Friendship and Inspiration: What One Camp Counselor Learned from his Campers
By: Noah “Tennessee” Isenstein, Camp Chi Counselor, 18-years-old
As a camper at Camp Chi for seven years, I never had a camper with significant disabilities in my cabin. This summer, however, I had the pleasure of being a counselor for a great group of campers, which included two amazing children who needed one-on-one support to have successful camp experiences.
The first camper, Cody, has been part of the group for many summers. Whether it was singing at Chi’s Got Talent, playing in the pool, or just goofing around at the cabin, Cody always had a smile on his face. His friends in our cabin— and all around camp— absolutely adored him, and always told me how much they wished he stayed for four weeks, rather than for only the two-week session.
My second camper, Josh, was an inspiration to me and all of my campers. Every morning, I came out of the counselor room and found Josh fully dressed and ready to go while his cabin mates were still sleeping. His dedication and perseverance made me reflect on the things that we take for granted every day.
My experiences with these campers taught me a lot about patience. Outside of Camp Chi, these children may struggle to adapt to the world around them and miss out on what is happening in the moment. Thankfully, our camp is a different kind of place. Cody and Josh were part of the group and have real friendships with the boys. Their cabin mates were willing to pitch in and help, so that they could enjoy every moment.
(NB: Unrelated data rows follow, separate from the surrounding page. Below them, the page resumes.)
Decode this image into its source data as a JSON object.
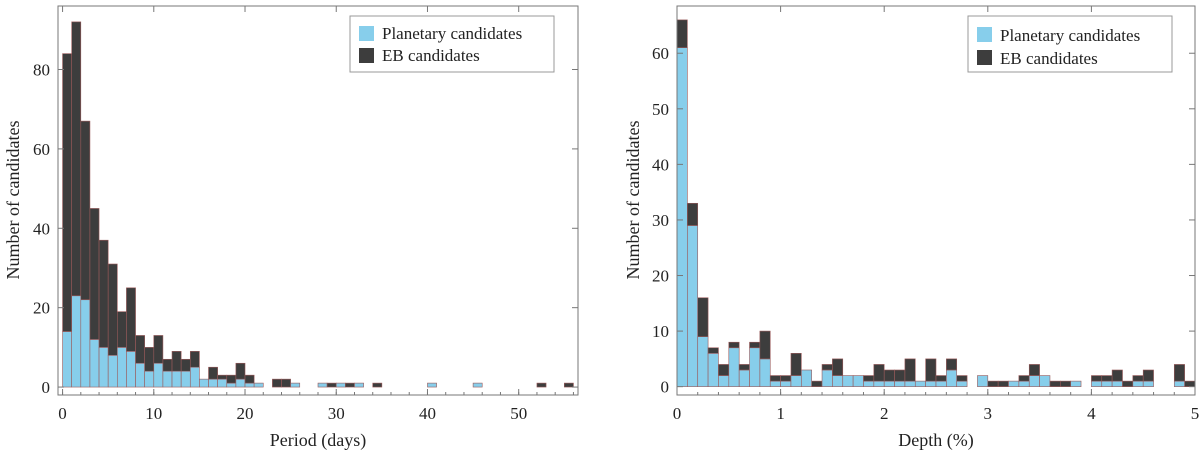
{
  "colors": {
    "planetary": "#87ceeb",
    "eb": "#3d3d3d"
  },
  "chart_data": [
    {
      "type": "bar",
      "stacked": true,
      "title": "",
      "xlabel": "Period (days)",
      "ylabel": "Number of candidates",
      "xlim": [
        -0.5,
        56.5
      ],
      "ylim": [
        -2,
        96
      ],
      "xticks": [
        0,
        10,
        20,
        30,
        40,
        50
      ],
      "yticks": [
        0,
        20,
        40,
        60,
        80
      ],
      "bin_width": 1,
      "bin_start": 0,
      "legend_position": "top-right",
      "grid": false,
      "series": [
        {
          "name": "Planetary candidates",
          "values": [
            14,
            23,
            22,
            12,
            10,
            8,
            10,
            9,
            6,
            4,
            6,
            4,
            4,
            4,
            5,
            2,
            2,
            2,
            1,
            2,
            1,
            1,
            0,
            0,
            0,
            1,
            0,
            0,
            1,
            0,
            1,
            0,
            1,
            0,
            0,
            0,
            0,
            0,
            0,
            0,
            1,
            0,
            0,
            0,
            0,
            1,
            0,
            0,
            0,
            0,
            0,
            0,
            0,
            0,
            0,
            0
          ]
        },
        {
          "name": "EB candidates",
          "values": [
            70,
            69,
            45,
            33,
            27,
            23,
            9,
            16,
            7,
            6,
            7,
            3,
            5,
            3,
            4,
            0,
            3,
            1,
            2,
            4,
            2,
            0,
            0,
            2,
            2,
            0,
            0,
            0,
            0,
            1,
            0,
            1,
            0,
            0,
            1,
            0,
            0,
            0,
            0,
            0,
            0,
            0,
            0,
            0,
            0,
            0,
            0,
            0,
            0,
            0,
            0,
            0,
            1,
            0,
            0,
            1
          ]
        }
      ]
    },
    {
      "type": "bar",
      "stacked": true,
      "title": "",
      "xlabel": "Depth (%)",
      "ylabel": "Number of candidates",
      "xlim": [
        0,
        5
      ],
      "ylim": [
        -1.5,
        68.5
      ],
      "xticks": [
        0,
        1,
        2,
        3,
        4,
        5
      ],
      "yticks": [
        0,
        10,
        20,
        30,
        40,
        50,
        60
      ],
      "bin_width": 0.1,
      "bin_start": 0,
      "legend_position": "top-right",
      "grid": false,
      "series": [
        {
          "name": "Planetary candidates",
          "values": [
            61,
            29,
            9,
            6,
            2,
            7,
            3,
            7,
            5,
            1,
            1,
            2,
            3,
            0,
            3,
            2,
            2,
            2,
            1,
            1,
            1,
            1,
            1,
            1,
            1,
            1,
            3,
            1,
            0,
            2,
            0,
            0,
            1,
            1,
            2,
            2,
            0,
            0,
            1,
            0,
            1,
            1,
            1,
            0,
            1,
            1,
            0,
            0,
            1,
            0
          ]
        },
        {
          "name": "EB candidates",
          "values": [
            5,
            4,
            7,
            1,
            2,
            1,
            1,
            1,
            5,
            1,
            1,
            4,
            0,
            1,
            1,
            3,
            0,
            0,
            1,
            3,
            2,
            2,
            4,
            0,
            4,
            1,
            2,
            1,
            0,
            0,
            1,
            1,
            0,
            1,
            2,
            0,
            1,
            1,
            0,
            0,
            1,
            1,
            2,
            1,
            1,
            2,
            0,
            0,
            3,
            1
          ]
        }
      ]
    }
  ]
}
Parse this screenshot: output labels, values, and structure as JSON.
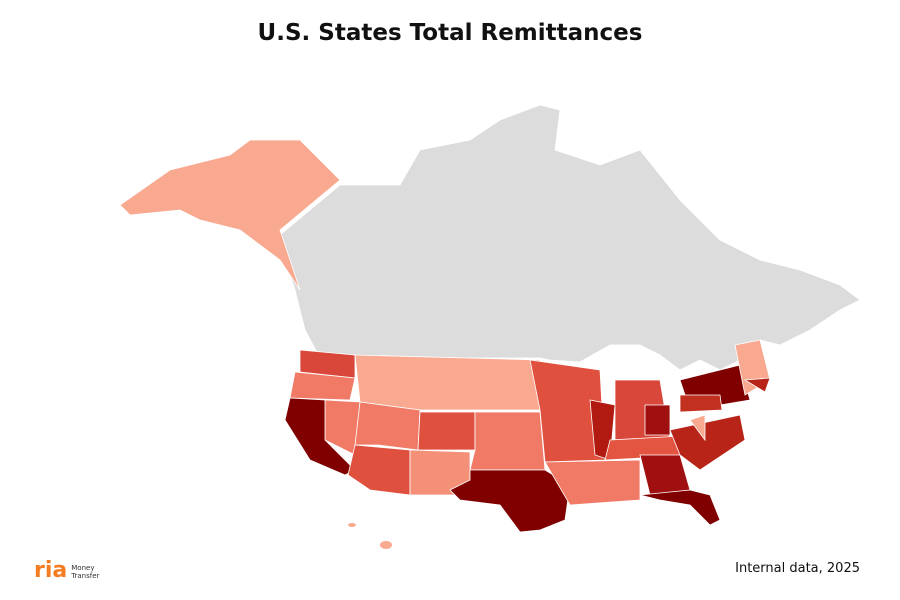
{
  "header": {
    "title": "U.S. States Total Remittances"
  },
  "footer": {
    "source": "Internal data, 2025",
    "logo": {
      "brand": "ria",
      "tagline_1": "Money",
      "tagline_2": "Transfer"
    }
  }
}
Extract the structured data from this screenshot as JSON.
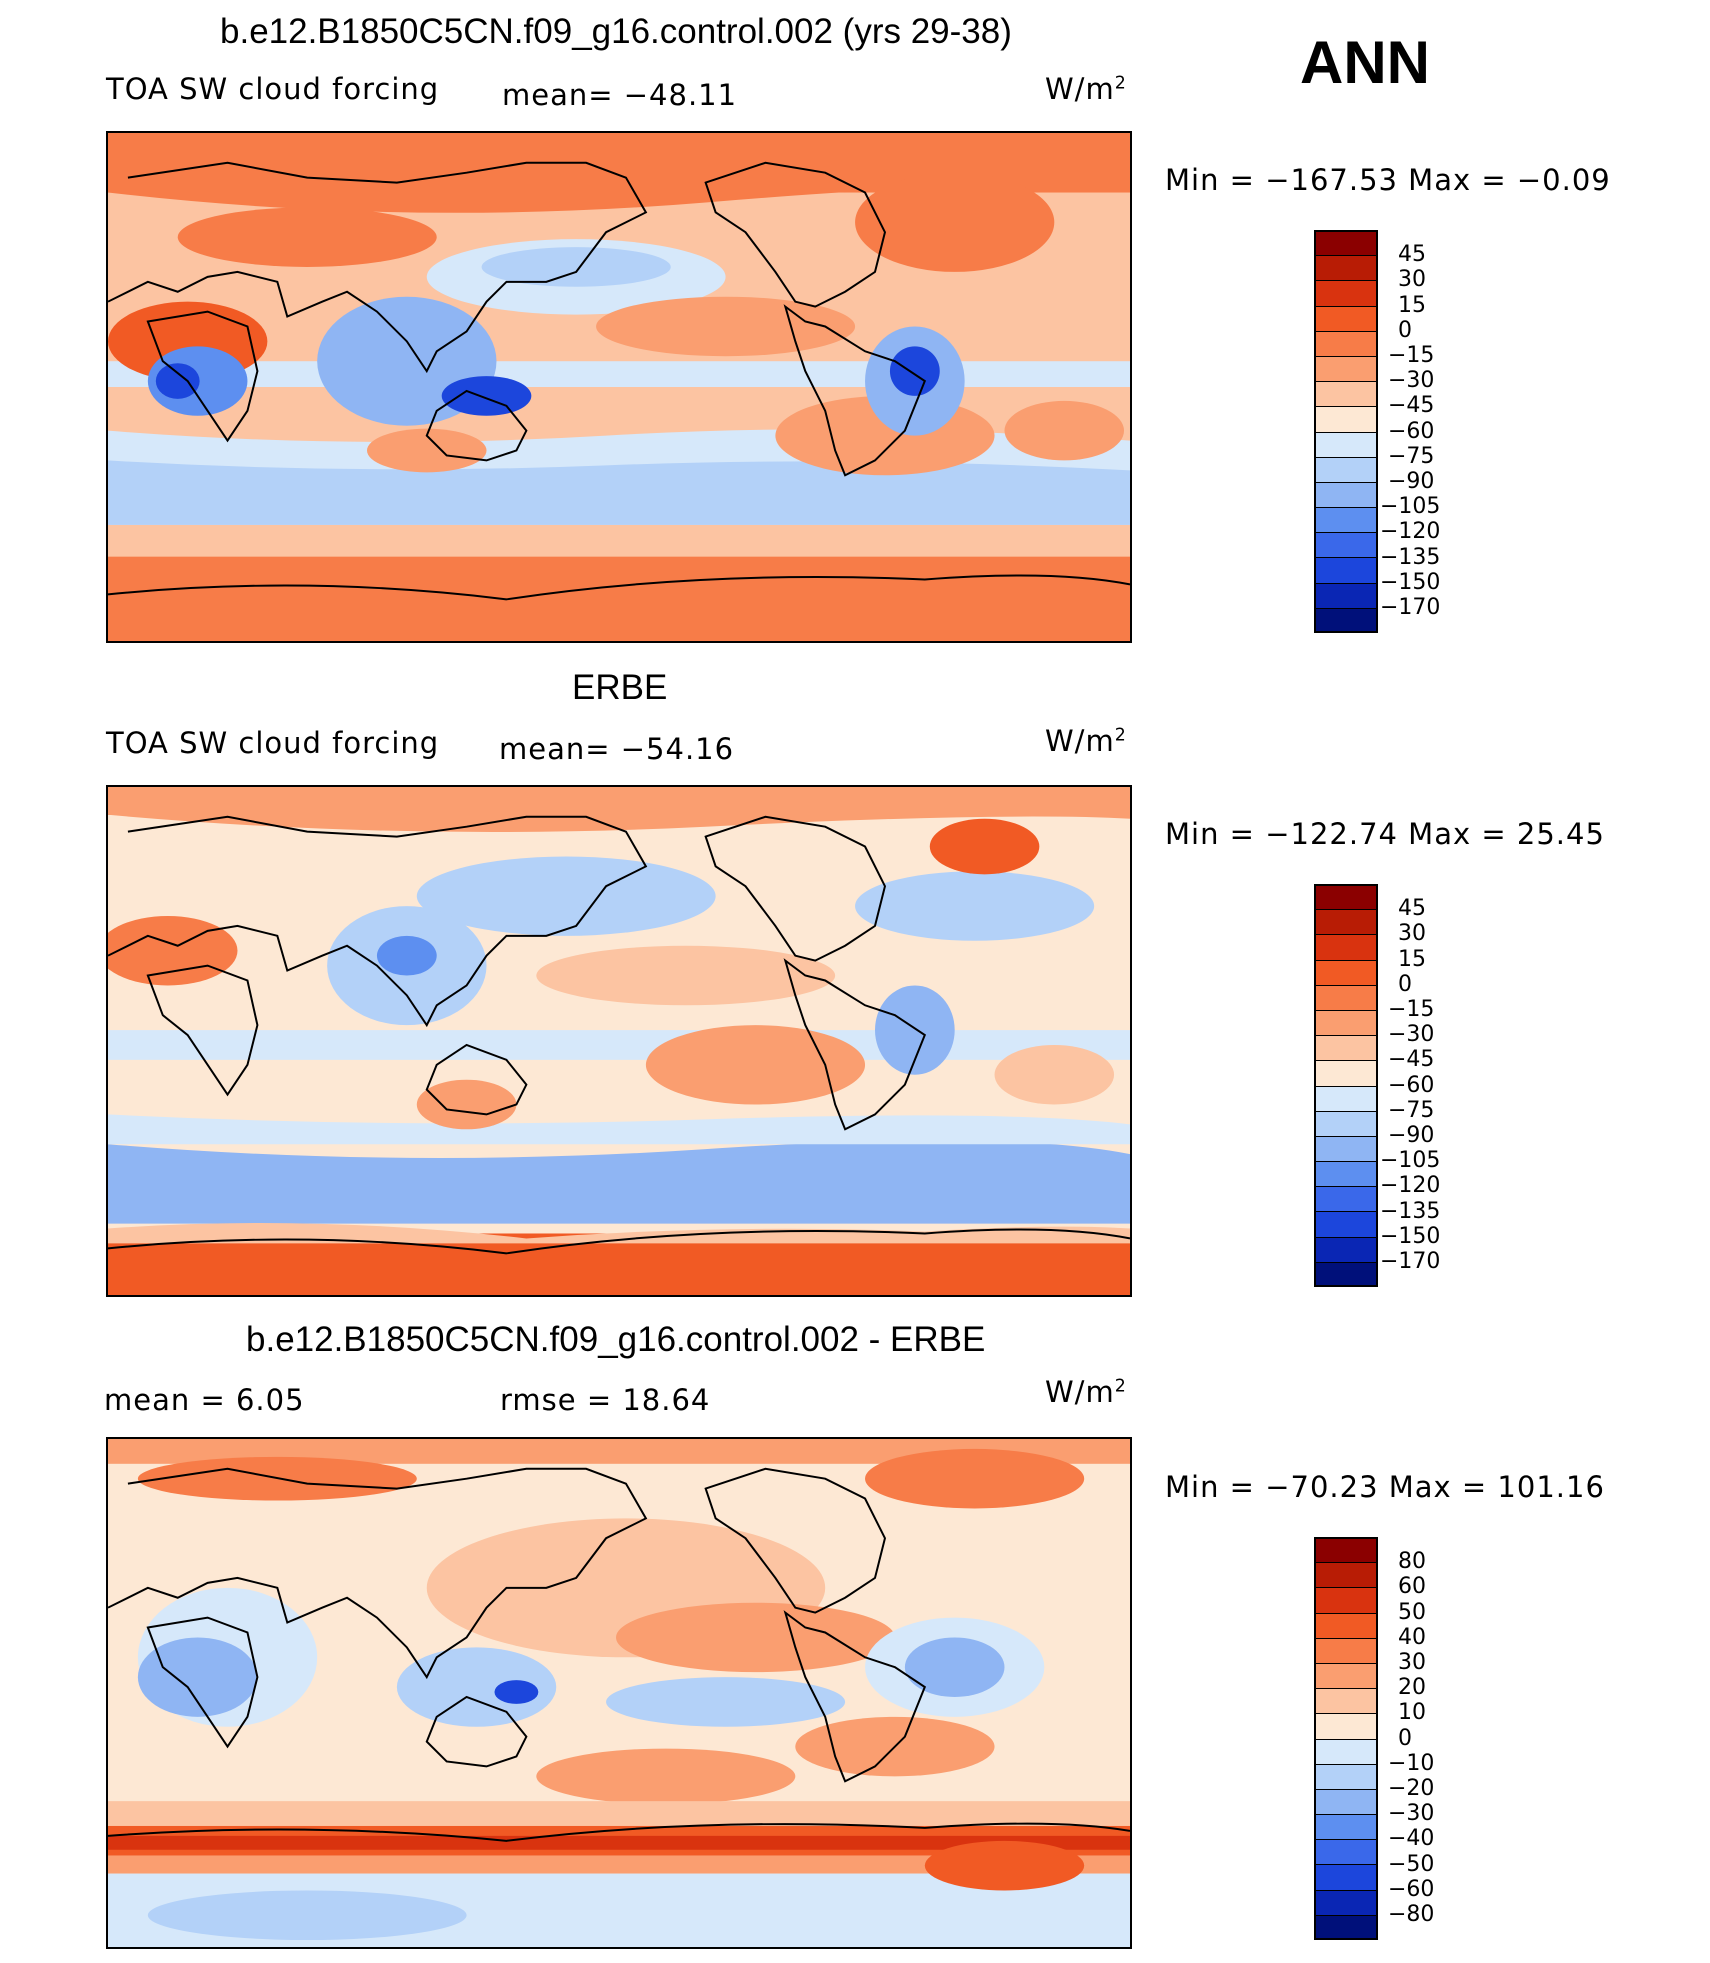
{
  "season": "ANN",
  "panels": [
    {
      "title": "b.e12.B1850C5CN.f09_g16.control.002 (yrs 29-38)",
      "field": "TOA SW cloud forcing",
      "stat1": "mean=  −48.11",
      "stat2": "",
      "units": "W/m",
      "units_sup": "2",
      "minmax": "Min  =  −167.53  Max  =    −0.09",
      "colorbar_labels": [
        "45",
        "30",
        "15",
        "0",
        "−15",
        "−30",
        "−45",
        "−60",
        "−75",
        "−90",
        "−105",
        "−120",
        "−135",
        "−150",
        "−170"
      ]
    },
    {
      "title": "ERBE",
      "field": "TOA SW cloud forcing",
      "stat1": "mean=  −54.16",
      "stat2": "",
      "units": "W/m",
      "units_sup": "2",
      "minmax": "Min  =  −122.74  Max  =    25.45",
      "colorbar_labels": [
        "45",
        "30",
        "15",
        "0",
        "−15",
        "−30",
        "−45",
        "−60",
        "−75",
        "−90",
        "−105",
        "−120",
        "−135",
        "−150",
        "−170"
      ]
    },
    {
      "title": "b.e12.B1850C5CN.f09_g16.control.002 - ERBE",
      "field": "mean =     6.05",
      "stat1": "rmse  =    18.64",
      "stat2": "",
      "units": "W/m",
      "units_sup": "2",
      "minmax": "Min  =  −70.23  Max  =  101.16",
      "colorbar_labels": [
        "80",
        "60",
        "50",
        "40",
        "30",
        "20",
        "10",
        "0",
        "−10",
        "−20",
        "−30",
        "−40",
        "−50",
        "−60",
        "−80"
      ]
    }
  ],
  "colors": {
    "scale": [
      "#8b0000",
      "#b81c05",
      "#d9330f",
      "#f15a24",
      "#f77c48",
      "#fa9e70",
      "#fcc4a2",
      "#fde8d4",
      "#d6e8fa",
      "#b3d1f8",
      "#8fb5f3",
      "#5d8ff0",
      "#3a68ea",
      "#1c46dc",
      "#0a26b4",
      "#00107a"
    ]
  }
}
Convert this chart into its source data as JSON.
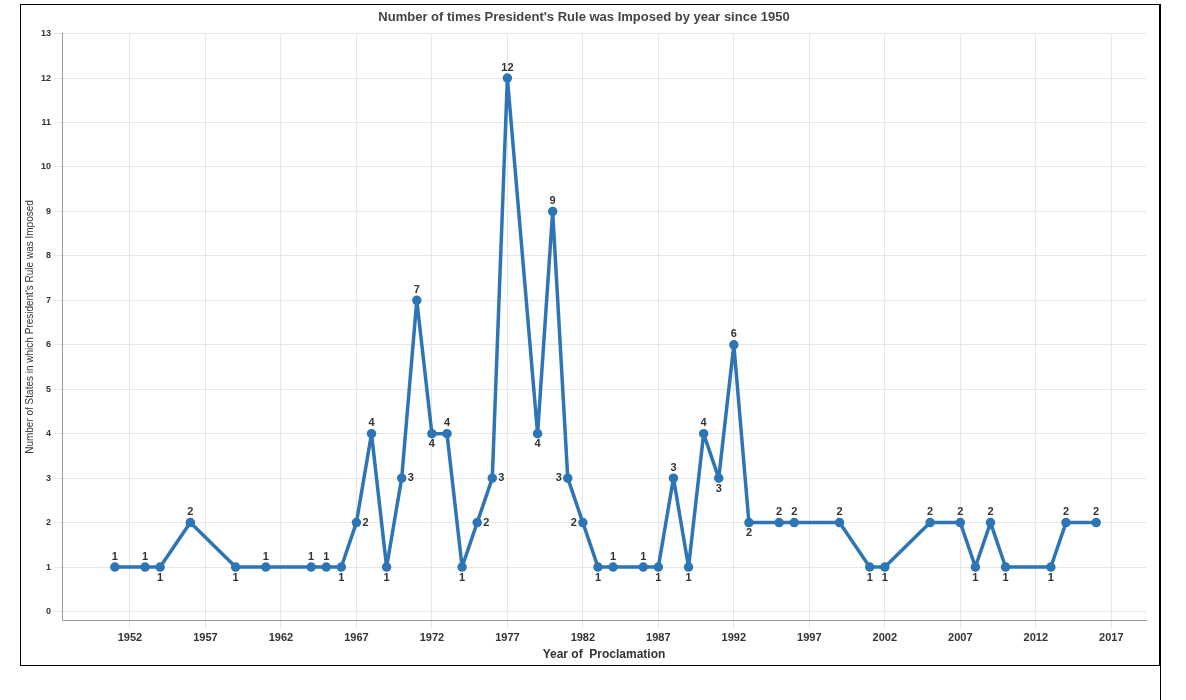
{
  "chart_data": {
    "type": "line",
    "title": "Number of times President's Rule was Imposed by year since 1950",
    "xlabel": "Year of  Proclamation",
    "ylabel": "Number of States in which President's Rule was Imposed",
    "x": [
      1951,
      1953,
      1954,
      1956,
      1959,
      1961,
      1964,
      1965,
      1966,
      1967,
      1968,
      1969,
      1970,
      1971,
      1972,
      1973,
      1974,
      1975,
      1976,
      1977,
      1979,
      1980,
      1981,
      1982,
      1983,
      1984,
      1986,
      1987,
      1988,
      1989,
      1990,
      1991,
      1992,
      1993,
      1995,
      1996,
      1999,
      2001,
      2002,
      2005,
      2007,
      2008,
      2009,
      2010,
      2013,
      2014,
      2016
    ],
    "series": [
      {
        "color": "#2e75b6",
        "values": [
          1,
          1,
          1,
          2,
          1,
          1,
          1,
          1,
          1,
          2,
          4,
          1,
          3,
          7,
          4,
          4,
          1,
          2,
          3,
          12,
          4,
          9,
          3,
          2,
          1,
          1,
          1,
          1,
          3,
          1,
          4,
          3,
          6,
          2,
          2,
          2,
          2,
          1,
          1,
          2,
          2,
          1,
          2,
          1,
          1,
          2,
          2
        ]
      }
    ],
    "xlim": [
      1947.5,
      2019.3
    ],
    "xticks": [
      1952,
      1957,
      1962,
      1967,
      1972,
      1977,
      1982,
      1987,
      1992,
      1997,
      2002,
      2007,
      2012,
      2017
    ],
    "ylim": [
      -0.2,
      13
    ],
    "yticks": [
      0,
      1,
      2,
      3,
      4,
      5,
      6,
      7,
      8,
      9,
      10,
      11,
      12,
      13
    ],
    "grid": true,
    "legend": false,
    "marker": "circle",
    "line_style": "solid",
    "data_labels": true
  }
}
They provided the necessary assistance – a helping hand here and there goes a long way to build confidence and solidify friendships.
Both of my cabins loved Josh and Cody with all their hearts, and would stop at nothing to make them feel happy and comfortable. Camp Chi has created an environment that not only educates children about special needs, but also encourages kids to interact with children with disabilities in the same way they would act with their typically developing peers.
As a camper, I always looked up to my counselors. This summer, however, my role models were my campers. They opened my eyes to what acceptance, family, team-work and community really means.